Hellbender (Murder Ballads and Whiskey Book 2) Read online




  Hellbender

  BY

  JASON JACK MILLER

  copyright © 2012 by Jason Jack Miller

  Published by Raw Dog Screaming Press

  Bowie, MD First Edition

  Cover: Cover design elements and typography by Hatch Show Print, Nashville, Tennessee, a division of the Country Music Foundation, Inc.

  Book design: Jennifer Barnes

  Printed in the United States of America

  ISBN: 978-1-935738-27-5

  Library of Congress Control Number: 2012937685

  www.RawDogScreaming.com

  Heidi,

  This dream is ours to hold, to keep, to write as only we can.

  Ethnographer’s Note

  The first thing you have to understand about the Appalachian use of natural material for protection and bewitching is that the practice is not a fiction. The methodology didn’t originate in the imagination of some fantasy novel author. Lead can’t be turned into gold by the wave of a wizard’s hand. A sorcerer cannot produce a fireball to slay an orc. In fantasy fiction, a person’s magical abilities can result from special circumstances of their birth—planets align, ravens arrive with the midwife, a mysterious birthmark appears, etc. The Appalachian Encyclopedia Fascinatica crossed the Atlantic as part of a tool kit that included the moldboard plough and the wheel. In other words, my people use hexes and herbs like a carpenter uses a hammer. In most cases, oral tradition is responsible for a majority of the knowledge passed along through the generations, especially amongst the Irish Celts, where the Roman imposition of Christianity made maintaining a vast body of concrete material dangerous. But some printed works do exist, most notably John George Hohman’s Der Lange Verborgene Freund and Clavicula Salomonis, or The Key of Soloman. My people are in possession of both of these books, although I have not been permitted to examine them.

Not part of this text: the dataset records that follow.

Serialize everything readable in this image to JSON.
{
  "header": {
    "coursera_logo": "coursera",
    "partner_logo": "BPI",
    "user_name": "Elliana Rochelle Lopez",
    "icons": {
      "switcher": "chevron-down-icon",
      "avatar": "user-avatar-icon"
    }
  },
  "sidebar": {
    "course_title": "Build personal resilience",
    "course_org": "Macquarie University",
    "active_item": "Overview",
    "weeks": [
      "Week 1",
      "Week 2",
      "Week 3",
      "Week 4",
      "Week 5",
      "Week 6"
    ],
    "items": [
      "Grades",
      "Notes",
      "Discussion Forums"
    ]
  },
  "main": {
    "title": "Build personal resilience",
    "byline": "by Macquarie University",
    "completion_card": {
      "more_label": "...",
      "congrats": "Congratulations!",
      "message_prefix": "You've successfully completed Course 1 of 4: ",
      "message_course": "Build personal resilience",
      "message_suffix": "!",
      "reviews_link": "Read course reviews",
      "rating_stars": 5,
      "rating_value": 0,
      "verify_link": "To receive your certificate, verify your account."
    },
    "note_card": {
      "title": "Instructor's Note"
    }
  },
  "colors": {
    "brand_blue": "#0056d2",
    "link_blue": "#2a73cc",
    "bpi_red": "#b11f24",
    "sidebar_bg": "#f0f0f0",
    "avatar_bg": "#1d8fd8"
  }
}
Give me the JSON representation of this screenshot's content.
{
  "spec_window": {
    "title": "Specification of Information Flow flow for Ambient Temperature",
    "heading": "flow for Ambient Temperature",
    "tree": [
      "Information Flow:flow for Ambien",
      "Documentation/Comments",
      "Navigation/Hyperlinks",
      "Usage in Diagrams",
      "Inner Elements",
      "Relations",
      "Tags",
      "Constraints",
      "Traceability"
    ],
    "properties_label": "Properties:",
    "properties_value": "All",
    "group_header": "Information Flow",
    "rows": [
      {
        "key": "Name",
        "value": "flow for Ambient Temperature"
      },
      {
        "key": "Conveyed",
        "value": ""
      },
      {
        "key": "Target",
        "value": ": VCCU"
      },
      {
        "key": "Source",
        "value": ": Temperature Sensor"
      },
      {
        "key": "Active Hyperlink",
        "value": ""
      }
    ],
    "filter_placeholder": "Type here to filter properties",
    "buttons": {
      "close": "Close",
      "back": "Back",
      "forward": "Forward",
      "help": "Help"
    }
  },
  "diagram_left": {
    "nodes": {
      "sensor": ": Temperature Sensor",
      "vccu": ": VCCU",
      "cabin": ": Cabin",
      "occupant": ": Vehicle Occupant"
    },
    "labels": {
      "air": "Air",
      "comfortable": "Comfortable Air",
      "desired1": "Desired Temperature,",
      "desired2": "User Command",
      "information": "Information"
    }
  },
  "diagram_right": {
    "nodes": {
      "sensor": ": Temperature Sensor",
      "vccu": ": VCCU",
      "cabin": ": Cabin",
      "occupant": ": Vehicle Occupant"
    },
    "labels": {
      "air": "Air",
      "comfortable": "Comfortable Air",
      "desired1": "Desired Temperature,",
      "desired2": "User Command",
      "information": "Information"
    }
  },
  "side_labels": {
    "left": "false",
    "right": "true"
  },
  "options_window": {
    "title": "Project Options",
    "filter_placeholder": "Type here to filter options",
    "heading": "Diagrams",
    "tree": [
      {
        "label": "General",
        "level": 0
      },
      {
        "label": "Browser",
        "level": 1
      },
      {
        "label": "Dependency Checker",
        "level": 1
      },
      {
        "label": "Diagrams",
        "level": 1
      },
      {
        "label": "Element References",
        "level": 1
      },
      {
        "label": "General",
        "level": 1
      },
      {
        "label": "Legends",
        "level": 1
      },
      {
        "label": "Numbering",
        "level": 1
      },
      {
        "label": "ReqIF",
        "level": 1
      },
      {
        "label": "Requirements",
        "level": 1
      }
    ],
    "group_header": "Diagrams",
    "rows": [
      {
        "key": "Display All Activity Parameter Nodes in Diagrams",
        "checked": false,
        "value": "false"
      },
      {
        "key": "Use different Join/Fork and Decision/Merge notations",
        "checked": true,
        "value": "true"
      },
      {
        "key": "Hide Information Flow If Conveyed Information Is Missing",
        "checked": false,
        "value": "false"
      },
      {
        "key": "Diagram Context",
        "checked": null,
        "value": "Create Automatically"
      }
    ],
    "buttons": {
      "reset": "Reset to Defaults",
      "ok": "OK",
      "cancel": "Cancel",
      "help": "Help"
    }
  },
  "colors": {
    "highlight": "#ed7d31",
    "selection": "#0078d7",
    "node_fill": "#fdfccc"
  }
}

  In my immediate family the use of old magic was somewhat suppressed by my father’s decision to marry a woman from southwestern Pennsylvania rather than West Virginia. ‘Kitchen’ magic is typically passed from mother to daughter in the same way that recipes are, and my mother, a Slovak Catholic, was not part of that line. Therefore, my sister learned at a young age how to milk an ax handle and knock witches from my grandmother, aunts and cousins the same way I learned to skin a deer and tune a fiddle from my grandfather. But even when I did see my grandmother dowse for water or pull fire from a wound, it was as natural to me as seeing a full moon or a rainbow.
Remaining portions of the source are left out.